Wednesday, June 29, 2011
In svn already changes have been committed that result in a more than 5 times speed up, but more optimizations may be needed in the future.
Running pycdep on the firefox code also revealed some weird include file path specifications that need further investigation.
Edited to add: profiling proved to be tricky business... in one particular instance, e.g. running pycdep on the same program twice, the first time it cost 37 seconds, the second time only 11 seconds. Is this the effect of caching? cpu frequency scaling (pycdep uses 100% processor time while it's running, and I'm running on a laptop)? Something else? It certainly doesn't make meaningful profiling easier...
Wednesday, June 22, 2011
In this context an included file is considered more important if more files depend on it.
Attempt 1: straightforward but slow approach
This first attempt assumes that only header files are included, which is not always true. This is done mainly in an attempt to halve the required time to get a result. The main predicate is important_headers(H). It starts by collecting all header files in a list R. Then it calls annotate_headers_with_importance on each header in the list to find out how many times that file is included. In order to find out how many times a header file is included, it finds all files that depend on that header file, and counts how many there are.
Finding out all F that depend on a given file is an expensive query, and it has to run for each header file, leading to a slow program. On the code base pycdep is normally used with (around 19000 dependencies), generating the list of important header files using this program takes almost an hour - clearly unacceptable.
Attempt 2: a faster approach
Considering attempt 1 to be somewhat of a failure due to its slow result, I thought about a different way to go about generating the list of includes. Luckily, I remembered that swi-prolog has an associative list library (based on AVL trees), and I realized I could use it to maintain a list of counters: one for each file that another file depends upon.
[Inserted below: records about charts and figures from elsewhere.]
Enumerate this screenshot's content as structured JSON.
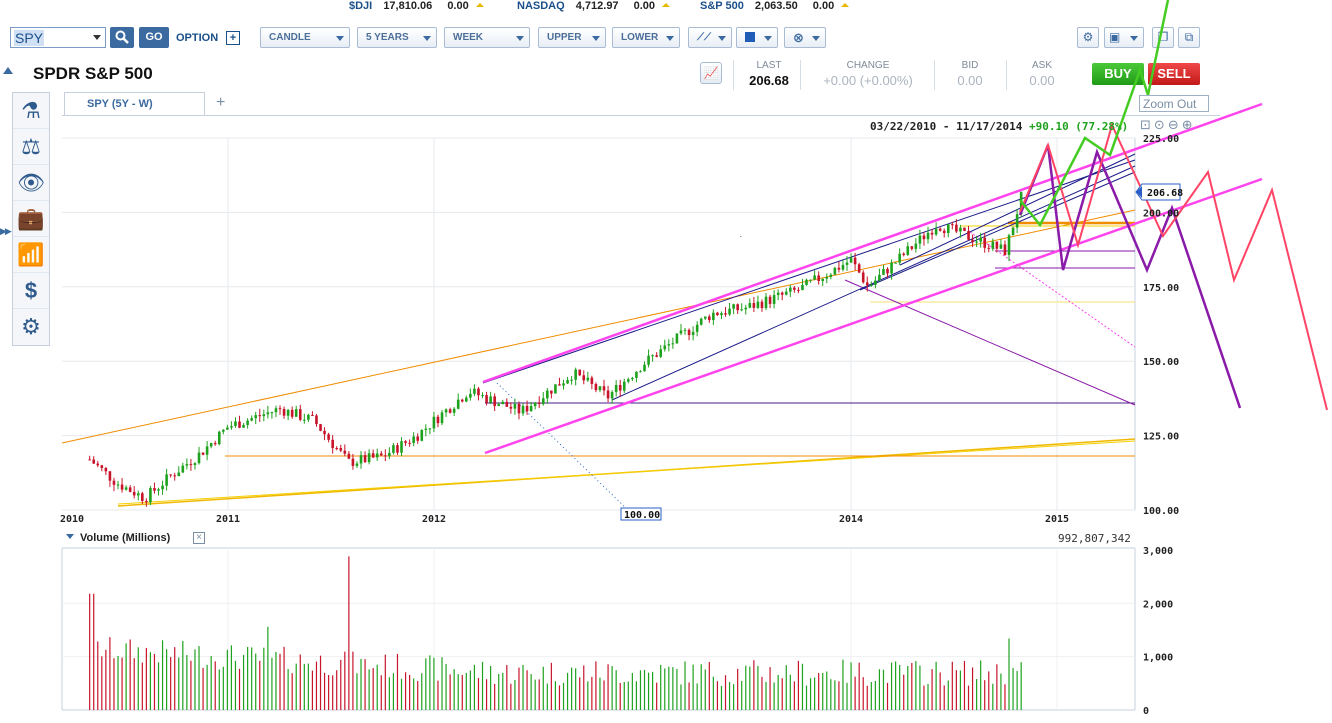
{
  "ticker": [
    {
      "symbol": "$DJI",
      "value": "17,810.06",
      "change": "0.00"
    },
    {
      "symbol": "NASDAQ",
      "value": "4,712.97",
      "change": "0.00"
    },
    {
      "symbol": "S&P 500",
      "value": "2,063.50",
      "change": "0.00"
    }
  ],
  "toolbar": {
    "symbol_value": "SPY",
    "go_label": "GO",
    "option_label": "OPTION",
    "chart_type": "CANDLE",
    "period": "5 YEARS",
    "interval": "WEEK",
    "upper": "UPPER",
    "lower": "LOWER"
  },
  "header": {
    "title": "SPDR S&P 500",
    "last_label": "LAST",
    "last_value": "206.68",
    "change_label": "CHANGE",
    "change_value": "+0.00 (+0.00%)",
    "bid_label": "BID",
    "bid_value": "0.00",
    "ask_label": "ASK",
    "ask_value": "0.00",
    "buy_label": "BUY",
    "sell_label": "SELL"
  },
  "sidebar": {
    "items": [
      "research-icon",
      "scales-icon",
      "eye-icon",
      "briefcase-icon",
      "bar-chart-icon",
      "dollar-icon",
      "gear-icon"
    ]
  },
  "tab": {
    "label": "SPY (5Y - W)",
    "add": "+"
  },
  "zoom": {
    "out_label": "Zoom Out"
  },
  "chart": {
    "date_range": "03/22/2010 - 11/17/2014",
    "change_text": "+90.10 (77.28%)",
    "current_price_label": "206.68",
    "highlight_price": "100.00",
    "volume_label": "Volume (Millions)",
    "volume_total": "992,807,342",
    "colors": {
      "up": "#1ea21e",
      "down": "#c8142a",
      "channel": "#ff44ee",
      "trend_orange": "#f08c00",
      "green_path": "#44cc22",
      "purple_path": "#8a1aa8",
      "red_path": "#ff4466"
    }
  },
  "chart_data": {
    "type": "candlestick",
    "title": "SPY (5Y - W)",
    "x_tick_labels": [
      "2010",
      "2011",
      "2012",
      "2014",
      "2015"
    ],
    "y_tick_labels": [
      "225.00",
      "200.00",
      "175.00",
      "150.00",
      "125.00",
      "100.00"
    ],
    "ylim": [
      100,
      225
    ],
    "price_path": [
      {
        "date": "2010-03",
        "close": 117
      },
      {
        "date": "2010-05",
        "close": 109
      },
      {
        "date": "2010-07",
        "close": 104
      },
      {
        "date": "2010-09",
        "close": 112
      },
      {
        "date": "2010-11",
        "close": 119
      },
      {
        "date": "2011-01",
        "close": 128
      },
      {
        "date": "2011-04",
        "close": 134
      },
      {
        "date": "2011-06",
        "close": 130
      },
      {
        "date": "2011-08",
        "close": 116
      },
      {
        "date": "2011-10",
        "close": 118
      },
      {
        "date": "2011-12",
        "close": 125
      },
      {
        "date": "2012-03",
        "close": 140
      },
      {
        "date": "2012-06",
        "close": 133
      },
      {
        "date": "2012-09",
        "close": 146
      },
      {
        "date": "2012-11",
        "close": 138
      },
      {
        "date": "2013-01",
        "close": 149
      },
      {
        "date": "2013-05",
        "close": 166
      },
      {
        "date": "2013-07",
        "close": 168
      },
      {
        "date": "2013-10",
        "close": 174
      },
      {
        "date": "2014-01",
        "close": 184
      },
      {
        "date": "2014-02",
        "close": 175
      },
      {
        "date": "2014-06",
        "close": 196
      },
      {
        "date": "2014-10",
        "close": 187
      },
      {
        "date": "2014-11",
        "close": 206.68
      }
    ],
    "volume": {
      "ylabel": "Volume (Millions)",
      "y_tick_labels": [
        "3,000",
        "2,000",
        "1,000",
        "0"
      ],
      "ylim": [
        0,
        3000
      ]
    }
  }
}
The algorithm I implemented works as follows:
First find a list List of all files. For each file in List, find out which files R depend on it (this is a reversed and much cheaper query than the one used in the previous approach). For each file in R, increase a counter. After completion, the counters indicate how often each file is depended upon. Whether or not this can be considered good prolog style, I don't really know, but it increases speed from around 50 minutes to around 6 seconds to get the desired result.
Note that in this approach files that are not depended upon are not mentioned in the end result. In the previous approach, those files would be mentioned with an importance of 0. A second difference is that in this second approach, also .cpp files which are included are taken into account. In the previous approach we assumed that only header files would be included (mostly to halve the time required to complete the query).
The swap_elements predicate is used only to get the results in the same format as was produced by the first approach. This is because in pycdep there's a predicate to generate a report from the results, which expects the data to be in this format.